Novak Djokovic, fresh from breaking the $100 million prize money barrier, aims for a place in a fourth French Open final Friday with fans handed the chance to watch the world number one for just $22.
After a rain-ravaged tournament saw only two hours of play on Monday and Tuesday, Roland Garros organizers have been battling to get back on schedule.
Usually, just the men’s semi-finals are played on the second Friday but this year all four semi-finals in the men’s and women’s singles are being staged with two on the Philippe Chatrier Court and two uniquely on the Suzanne Lenglen arena.
That has led organizers to offer 8,000 seats at 20 euros ($22.3) for Lenglen where Djokovic will face Austria’s Dominic Thiem after Samantha Stosur and Garbine Muguruza have completed the first women’s last-four clash.
In stark contrast, on Saturday and Sunday, the women’s and men’s finals will respectively be held, as tradition demands, on Philippe Chatrier.
Tickets for those matches, where Serena Williams could equal the Open era majors record of 22 titles and Djokovic can win a first Paris title and complete the career Grand Slam, were being sold late Friday for 555 euros ($620) and 1,330 euros ($1,483).
Roland Garros generosity was no doubt encouraged by the sight of a two-thirds empty Suzanne Lenglen court on Thursday where Thiem defeated David Goffin to make his first semi-final at a major and Kiki Bertens saw off Timea Bacsinszky to reach a maiden women’s last-four match-up.
Temperatures at a shivering 12 degrees did little to fill spaces and similar autumnal gloom is forecast for Friday.
World number one Djokovic, a three-time runner-up, is still seeking a first Roland Garros crown to secure a career Grand Slam.
The 29-year-old top seed, who already holds the Wimbledon, US and Australian Open titles, will start as overwhelming favorite against Thiem who he has defeated in straight sets in their only two career meetings.
Djokovic will be playing in his 30th Grand Slam semi-final and eighth in Paris while Austrian 13th seed Thiem is into his first at the majors.
Djokovic won the first of his 11 majors at Australia in 2008 as a 20-year-old. Thiem, 22, has yet to make the breakthrough to a final at the Slams.

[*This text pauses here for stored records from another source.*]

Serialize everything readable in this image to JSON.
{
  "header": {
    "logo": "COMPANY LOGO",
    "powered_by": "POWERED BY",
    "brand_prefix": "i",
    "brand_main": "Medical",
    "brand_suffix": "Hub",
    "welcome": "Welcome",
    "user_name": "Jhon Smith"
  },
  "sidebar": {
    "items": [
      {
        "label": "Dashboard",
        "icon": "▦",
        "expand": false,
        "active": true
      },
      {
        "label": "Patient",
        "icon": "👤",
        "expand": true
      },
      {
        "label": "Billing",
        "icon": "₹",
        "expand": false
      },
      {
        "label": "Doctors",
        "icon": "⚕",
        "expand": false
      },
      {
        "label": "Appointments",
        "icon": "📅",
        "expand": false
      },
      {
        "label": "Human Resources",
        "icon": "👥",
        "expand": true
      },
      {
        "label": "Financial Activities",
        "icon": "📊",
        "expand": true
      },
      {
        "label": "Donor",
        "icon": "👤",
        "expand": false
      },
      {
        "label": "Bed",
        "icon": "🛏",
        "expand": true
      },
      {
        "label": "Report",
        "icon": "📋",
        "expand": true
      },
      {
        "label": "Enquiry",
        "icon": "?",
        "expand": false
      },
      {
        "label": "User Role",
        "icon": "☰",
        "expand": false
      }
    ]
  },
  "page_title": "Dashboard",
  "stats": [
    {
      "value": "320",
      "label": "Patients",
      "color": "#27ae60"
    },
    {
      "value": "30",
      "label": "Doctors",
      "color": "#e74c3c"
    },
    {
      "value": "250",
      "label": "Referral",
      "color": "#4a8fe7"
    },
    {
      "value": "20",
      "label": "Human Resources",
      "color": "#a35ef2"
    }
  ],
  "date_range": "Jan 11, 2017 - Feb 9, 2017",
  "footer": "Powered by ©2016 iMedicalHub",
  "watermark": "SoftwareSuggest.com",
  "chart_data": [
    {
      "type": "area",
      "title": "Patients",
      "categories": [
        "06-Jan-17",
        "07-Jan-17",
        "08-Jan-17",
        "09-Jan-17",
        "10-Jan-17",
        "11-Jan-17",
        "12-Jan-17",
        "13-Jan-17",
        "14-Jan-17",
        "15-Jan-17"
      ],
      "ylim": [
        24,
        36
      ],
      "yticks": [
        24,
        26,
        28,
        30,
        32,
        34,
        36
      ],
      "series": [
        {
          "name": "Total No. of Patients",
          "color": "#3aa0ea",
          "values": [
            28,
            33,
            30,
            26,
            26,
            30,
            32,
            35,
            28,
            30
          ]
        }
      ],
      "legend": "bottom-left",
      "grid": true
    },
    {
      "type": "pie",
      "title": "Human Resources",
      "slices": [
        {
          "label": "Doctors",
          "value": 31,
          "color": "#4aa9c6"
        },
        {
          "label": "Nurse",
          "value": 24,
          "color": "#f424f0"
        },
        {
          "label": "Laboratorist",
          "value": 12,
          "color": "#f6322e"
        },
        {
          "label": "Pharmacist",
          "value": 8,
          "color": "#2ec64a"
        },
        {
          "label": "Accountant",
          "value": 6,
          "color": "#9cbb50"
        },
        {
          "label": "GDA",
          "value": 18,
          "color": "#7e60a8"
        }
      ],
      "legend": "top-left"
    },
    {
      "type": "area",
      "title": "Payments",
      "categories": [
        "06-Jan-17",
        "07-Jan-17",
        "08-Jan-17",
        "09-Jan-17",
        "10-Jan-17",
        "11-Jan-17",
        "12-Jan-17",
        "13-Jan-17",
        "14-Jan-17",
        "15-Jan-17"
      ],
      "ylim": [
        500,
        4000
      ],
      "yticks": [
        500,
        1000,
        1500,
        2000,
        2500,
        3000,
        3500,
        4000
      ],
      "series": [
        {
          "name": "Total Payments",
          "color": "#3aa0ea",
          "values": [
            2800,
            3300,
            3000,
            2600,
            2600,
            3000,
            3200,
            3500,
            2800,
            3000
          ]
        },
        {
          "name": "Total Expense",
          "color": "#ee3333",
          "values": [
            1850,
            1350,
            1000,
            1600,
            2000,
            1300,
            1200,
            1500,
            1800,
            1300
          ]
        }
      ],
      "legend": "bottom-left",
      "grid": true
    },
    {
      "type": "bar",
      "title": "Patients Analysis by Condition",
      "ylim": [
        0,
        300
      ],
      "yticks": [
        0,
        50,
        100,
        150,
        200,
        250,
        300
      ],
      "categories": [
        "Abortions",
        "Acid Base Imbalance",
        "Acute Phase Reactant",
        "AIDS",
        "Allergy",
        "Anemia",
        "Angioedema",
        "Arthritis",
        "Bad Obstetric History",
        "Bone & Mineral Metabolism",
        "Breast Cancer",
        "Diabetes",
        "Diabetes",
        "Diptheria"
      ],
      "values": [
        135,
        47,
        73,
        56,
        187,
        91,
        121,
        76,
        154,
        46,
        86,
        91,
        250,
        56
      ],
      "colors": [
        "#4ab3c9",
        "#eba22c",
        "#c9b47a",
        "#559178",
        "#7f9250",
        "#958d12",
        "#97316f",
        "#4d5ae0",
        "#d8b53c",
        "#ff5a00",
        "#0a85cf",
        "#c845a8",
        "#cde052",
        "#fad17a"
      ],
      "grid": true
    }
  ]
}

But he is one of the in-form players in 2016 with his 41 match wins second only to Djokovic’s 42. He also has a season-best 25 wins on clay, a run which included a victory over Roger Federer in Rome and the title in Nice.
On Chatrier, Andy Murray has history on his mind as he aims to be the first British man since Bunny Austin in 1937 to reach the final when he faces defending champion Stan Wawrinka.
Murray won’t under-estimate Wawrinka who stunned Djokovic in last year’s final. The 31-year-old Swiss is the oldest semi-finalist in Paris since Jimmy Connors in 1985.
Murray leads their head-to-head 8-7 but Wawrinka has won their last three meetings. The third seed has also won both their tour claycourt meetings — in Rome in 2008 and Monte Carlo in 2013.
Also on Chatrier, 34-year-old Williams, who is aiming to be the oldest ever women’s champion on Saturday, faces the unexpected challenge of unseeded Bertens.
Williams almost saw her hopes of winning a record-equalling 22nd Grand Slam title in Paris blasted out of the water in a nervy 5-7, 6-4, 6-1 quarter-final win over lowly-ranked Yulia Putintseva.
The other semi-final sees Stosur, 32, looking to return to the final for the first time since 2010 when she faces rising Spanish player Muguruzu, last year’s Wimbledon runner-up.